The prevalence of mental health disorders, PTSD in particular, is high amongst refugees – Fazel, M., Wheeler, J., & Danesh, J. (2005), Tempany, M. (2009). I have never formally studied sociology nor psychology so please forgive my attempt to substantiate my opinions here.

Psychosis is, with simplification, where someone loses some contact with reality and there are two main symptoms: hallucinations and delusional beliefs. Mental health assessment is made difficult because of cultural differences between people. Basically, if you subscribed to the same belief as everybody around you (for example, a great nose sneezed life into existence – in reference Douglas Adams’s Hitchhikers Guide to the Galaxy) then you would not be deemed psychotic. Here is a an intrinsic difficulty I have with conventional mental health perspectives – how on earth would we spot a mass psychosis? What happens if I didn’t place value on bits of paper sporting the face of a monarch? Could I be delusional?

This relationship between PTSD and psychosis is a complex (and relatively recent) field of study and Tull, M. (2020) cites a study that suggests psychotic symptoms such as hallucinations and sensations out of body (e.g. being touched by something not there) are as high as 20% among sufferers of PTSD. I think the characters’ accounts of supernatural events, which we see through their eyes in ‘His House’, could be explained by PTSD.

I think this film is much deeper than a simple horror movie and grants the audience a visceral insight into the extreme mental health of two individuals, brought on by trauma. The ghosts are an external manifestation of their inner-demons. I think the films does provide a social commentary on how inhumane our systems and politics, are then, in the treatment of refugees. But I think the film uses the scenario to illustrate something more universal about the human condition and while I try to refrain from spoilers, this is aptly eluded to in Bol’s, profoundly Jungian, reflection toward the end of the film: “Your ghosts follow you. They never leave. They live with you. It’s when I let them in, I could start to face myself.”

Halloween and accounts of poltergeist have never been scary for me as much as silly, even as a child. For me, this film echoes the writings of Nietzsche in that the greatest demons we fight are often those we cannot see, within ourselves.
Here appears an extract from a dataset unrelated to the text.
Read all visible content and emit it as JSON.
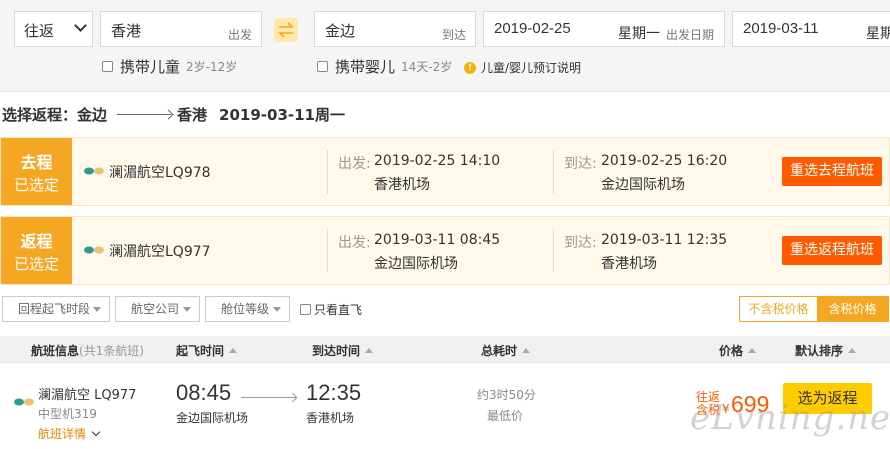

By the end, the film testifies to the core theme of Carl Jung’s work: “we must integrate our shadow into ourselves by ‘turning toward’ the darkness”.

References

Fazel, M., Wheeler, J., & Danesh, J. (2005). Prevalence of serious mental disorder in 7,000 refugees resettled in Western countries: A systematic review. The Lancet, 365, 1309–1314.

Tempany, M. (2009). What research tells us about the mental health and psychosocial wellbeing of Sudanese refugees: A literature review. Transcultural Psychiatry, 46, 300–315.